Stability of steady flight
CHAPTER 9
The preceding chapters have provided the analytical and aerodynamic tools needed to analyze the dynamic behavior of flight vehicles. We now apply them to a consideration of the stability of small disturbances from steady flight. This is an extremely important property of aircraft—first, because steady flight conditions make up most of the flight time of airplanes, and second, because the disturbances in this condition must be small for a satisfactory vehicle. If they were not it would be unacceptable for either commercial or military use. The required dynamic behavior is ensured by design—by making the small-disturbance properties of concern (the natural modes, Fig. 3.6) such that either human or automatic control can keep the disturbances that ensue from atmospheric motion, movement of passengers, etc., to an acceptably small level. Finally, as pointed out in Sec. 5.10, the small-disturbance model is actually valid for disturbance magnitudes that seem quite violent to human occupants.

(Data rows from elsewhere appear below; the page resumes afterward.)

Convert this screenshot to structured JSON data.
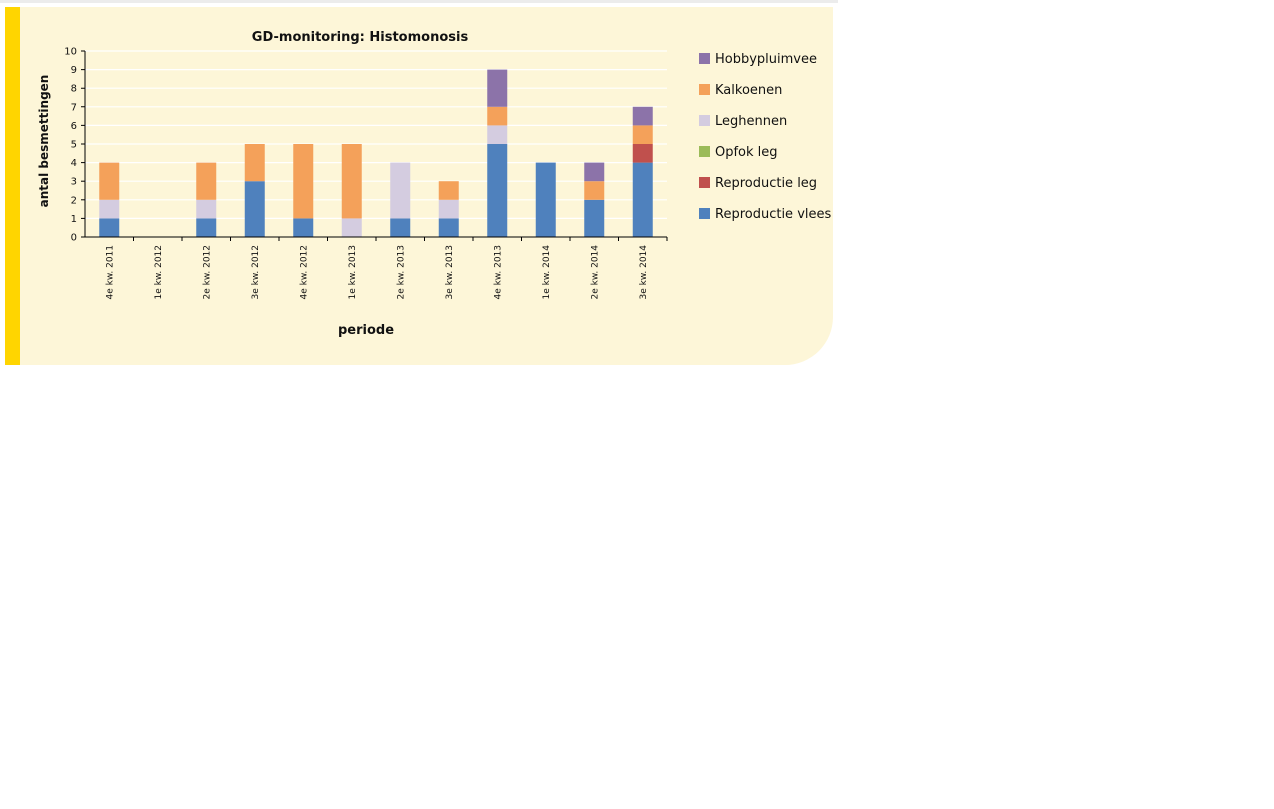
{
  "chart_data": {
    "type": "bar",
    "stacked": true,
    "title": "GD-monitoring: Histomonosis",
    "xlabel": "periode",
    "ylabel": "antal besmettingen",
    "ylim": [
      0,
      10
    ],
    "yticks": [
      0,
      1,
      2,
      3,
      4,
      5,
      6,
      7,
      8,
      9,
      10
    ],
    "grid": true,
    "legend_position": "right",
    "categories": [
      "4e kw. 2011",
      "1e kw. 2012",
      "2e kw. 2012",
      "3e kw. 2012",
      "4e kw. 2012",
      "1e kw. 2013",
      "2e kw. 2013",
      "3e kw. 2013",
      "4e kw. 2013",
      "1e kw. 2014",
      "2e kw. 2014",
      "3e kw. 2014"
    ],
    "series": [
      {
        "name": "Reproductie vlees",
        "color": "#4f81bd",
        "values": [
          1,
          0,
          1,
          3,
          1,
          0,
          1,
          1,
          5,
          4,
          2,
          4
        ]
      },
      {
        "name": "Reproductie leg",
        "color": "#c0504d",
        "values": [
          0,
          0,
          0,
          0,
          0,
          0,
          0,
          0,
          0,
          0,
          0,
          1
        ]
      },
      {
        "name": "Opfok leg",
        "color": "#9bbb59",
        "values": [
          0,
          0,
          0,
          0,
          0,
          0,
          0,
          0,
          0,
          0,
          0,
          0
        ]
      },
      {
        "name": "Leghennen",
        "color": "#d4cce0",
        "values": [
          1,
          0,
          1,
          0,
          0,
          1,
          3,
          1,
          1,
          0,
          0,
          0
        ]
      },
      {
        "name": "Kalkoenen",
        "color": "#f4a15a",
        "values": [
          2,
          0,
          2,
          2,
          4,
          4,
          0,
          1,
          1,
          0,
          1,
          1
        ]
      },
      {
        "name": "Hobbypluimvee",
        "color": "#8c73a9",
        "values": [
          0,
          0,
          0,
          0,
          0,
          0,
          0,
          0,
          2,
          0,
          1,
          1
        ]
      }
    ],
    "legend_order": [
      "Hobbypluimvee",
      "Kalkoenen",
      "Leghennen",
      "Opfok leg",
      "Reproductie leg",
      "Reproductie vlees"
    ]
  }
}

To study the stabihty of the linear/invariant systems that result from the small-disturbance approximation, we need only the eigenvalues of the system. If the real parts are negative, the system is stable. More complete information about the characteristic modes is usually wanted, however, and is supplied by the eigenvectors. The complete solution for arbitrary initial conditions in the autonomous case follows directly from the eigenvalues and eigenvectors—it is given by any of (3.3,9), (3.3,13), or (3.3,49).
For the most part, the equations of motion are too complicated, even when linearized and simplified as far as is reasonable, to arrive at analytical results of general validity. Hence the technique we use is to demonstrate representative behavior by numerical examples. From these, certain useful analytical approximations can be inferred.